Preguntado por la recomendación de un plato para Felipe VI Arguiñano no duda en responder de forma tajante: «Para ver si se pone a trabajar, ¿eh? Pues mira, le haría un puré de alubias rojas con morcilla de Beasain, y luego le haría una dorada al horno con unas patatas panaderas y luego le haría unas manzanas asadas con helado de queso».

Repreguntado le consultan su parecer sobre la típica frase que con la edad uno se hace de derechas a lo que indica que «yo no, yo no me he vuelto de derechas, igual me he hecho más comodón… pero tengo un espíritu peleón, siempre.

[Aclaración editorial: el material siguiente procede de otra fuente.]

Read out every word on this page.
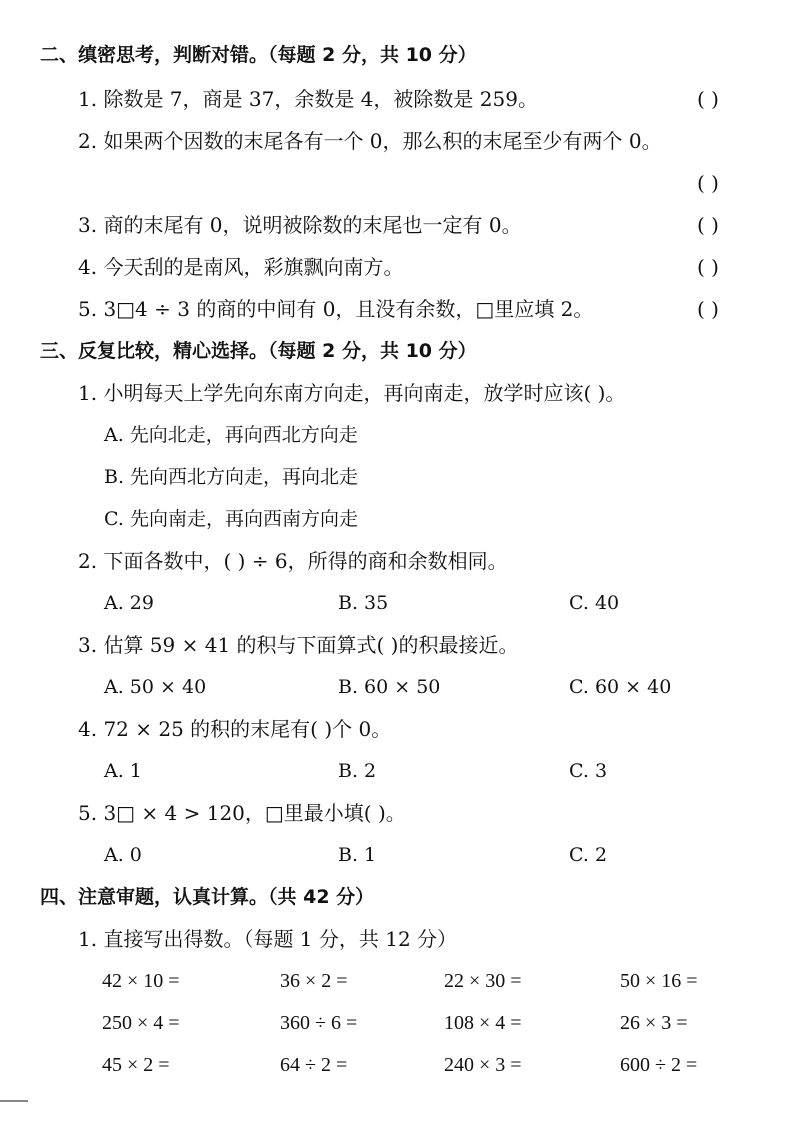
二、缜密思考，判断对错。（每题 2 分，共 10 分）
1. 除数是 7，商是 37，余数是 4，被除数是 259。	( )
2. 如果两个因数的末尾各有一个 0，那么积的末尾至少有两个 0。
( )
3. 商的末尾有 0，说明被除数的末尾也一定有 0。	( )
4. 今天刮的是南风，彩旗飘向南方。	( )
5. 3□4 ÷ 3 的商的中间有 0，且没有余数，□里应填 2。	( )
三、反复比较，精心选择。（每题 2 分，共 10 分）
1. 小明每天上学先向东南方向走，再向南走，放学时应该( )。
A. 先向北走，再向西北方向走
B. 先向西北方向走，再向北走
C. 先向南走，再向西南方向走
2. 下面各数中，( ) ÷ 6，所得的商和余数相同。
A. 29	B. 35	C. 40
3. 估算 59 × 41 的积与下面算式( )的积最接近。
A. 50 × 40	B. 60 × 50	C. 60 × 40
4. 72 × 25 的积的末尾有( )个 0。
A. 1	B. 2	C. 3
5. 3□ × 4 > 120，□里最小填( )。
A. 0	B. 1	C. 2
四、注意审题，认真计算。（共 42 分）
1. 直接写出得数。（每题 1 分，共 12 分）
42 × 10 =	36 × 2 =	22 × 30 =	50 × 16 =
250 × 4 =	360 ÷ 6 =	108 × 4 =	26 × 3 =
45 × 2 =	64 ÷ 2 =	240 × 3 =	600 ÷ 2 =
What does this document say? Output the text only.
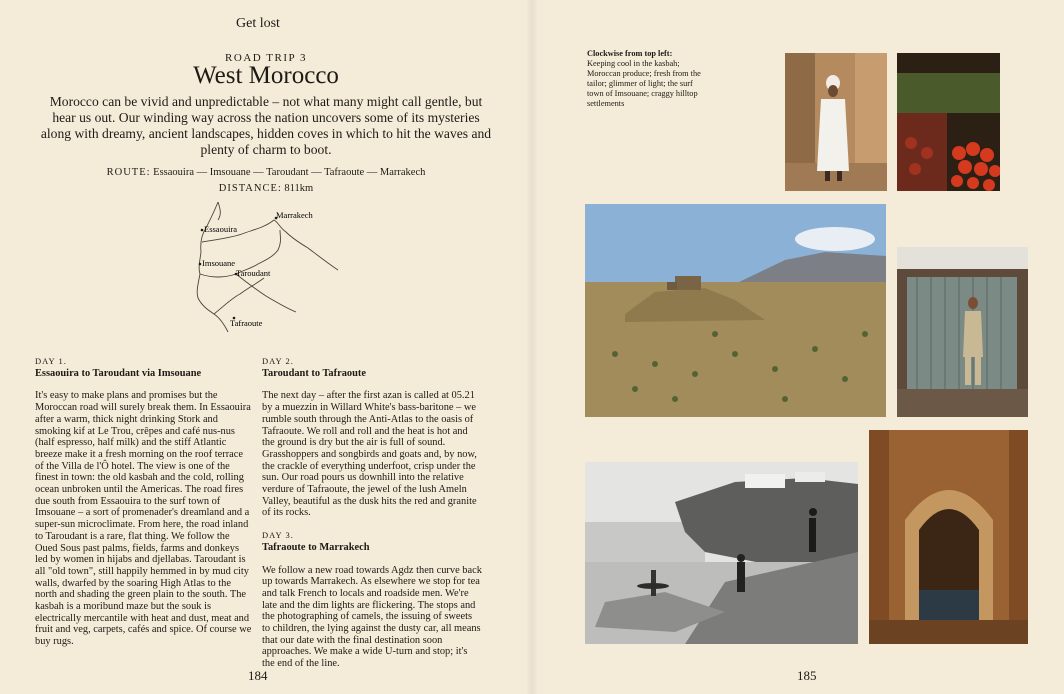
Get lost
ROAD TRIP 3
West Morocco

Morocco can be vivid and unpredictable – not what many might call gentle, but hear us out. Our winding way across the nation uncovers some of its mysteries along with dreamy, ancient landscapes, hidden coves in which to hit the waves and plenty of charm to boot.

ROUTE: Essaouira — Imsouane — Taroudant — Tafraoute — Marrakech
DISTANCE: 811km
Marrakech
Essaouira
Imsouane
Taroudant
Tafraoute

DAY 1.

Essaouira to Taroudant via Imsouane

It's easy to make plans and promises but the Moroccan road will surely break them. In Essaouira after a warm, thick night drinking Stork and smoking kif at Le Trou, crêpes and café nus-nus (half espresso, half milk) and the stiff Atlantic breeze make it a fresh morning on the roof terrace of the Villa de l'Ô hotel. The view is one of the finest in town: the old kasbah and the cold, rolling ocean unbroken until the Americas. The road fires due south from Essaouira to the surf town of Imsouane – a sort of promenader's dreamland and a super-sun microclimate. From here, the road inland to Taroudant is a rare, flat thing. We follow the Oued Sous past palms, fields, farms and donkeys led by women in hijabs and djellabas. Taroudant is all "old town", still happily hemmed in by mud city walls, dwarfed by the soaring High Atlas to the north and shading the green plain to the south. The kasbah is a moribund maze but the souk is electrically mercantile with heat and dust, meat and fruit and veg, carpets, cafés and spice. Of course we buy rugs.

DAY 2.

Taroudant to Tafraoute

The next day – after the first azan is called at 05.21 by a muezzin in Willard White's bass-baritone – we rumble south through the Anti-Atlas to the oasis of Tafraoute. We roll and roll and the heat is hot and the ground is dry but the air is full of sound. Grasshoppers and songbirds and goats and, by now, the crackle of everything underfoot, crisp under the sun. Our road pours us downhill into the relative verdure of Tafraoute, the jewel of the lush Ameln Valley, beautiful as the dusk hits the red and granite of its rocks.

DAY 3.

Tafraoute to Marrakech

We follow a new road towards Agdz then curve back up towards Marrakech. As elsewhere we stop for tea and talk French to locals and roadside men. We're late and the dim lights are flickering. The stops and the photographing of camels, the issuing of sweets to children, the lying against the dusty car, all means that our date with the final destination soon approaches. We make a wide U-turn and stop; it's the end of the line.

184
Clockwise from top left:
Keeping cool in the kasbah; Moroccan produce; fresh from the tailor; glimmer of light; the surf town of Imsouane; craggy hilltop settlements
185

Está tan marcado lo de derechas e izquierdas que… no sé, tampoco me agrada tanto, pero yo vengo del metal, yo era obrero, y ese espíritu lo tengo».

En este sentido el reconocido cocinero ha tirado de orígenes para exponer su posición: «Yo soy hijo de un taxista de un pueblo, de Berasáin, y mi madre era inválida, no tenía dónde caerme muerto, vine aquí sin nada».

El periodista algo más adelante insistía en el sentido socarrón, que también caracteriza a Arguiñano: «ser un empresario de izquierdas… ¿es una heroicidad o una estupidez?», le preguntaba.

Arguiñano no duda: «Pues igual las dos cosas, sí, pero yo estoy a favor de que haya empresarios, está claro, porque sin empresarios no habría obreros, pero joder, sobre todo estoy a favor del obrero, porque sin obrero no habría empresarios».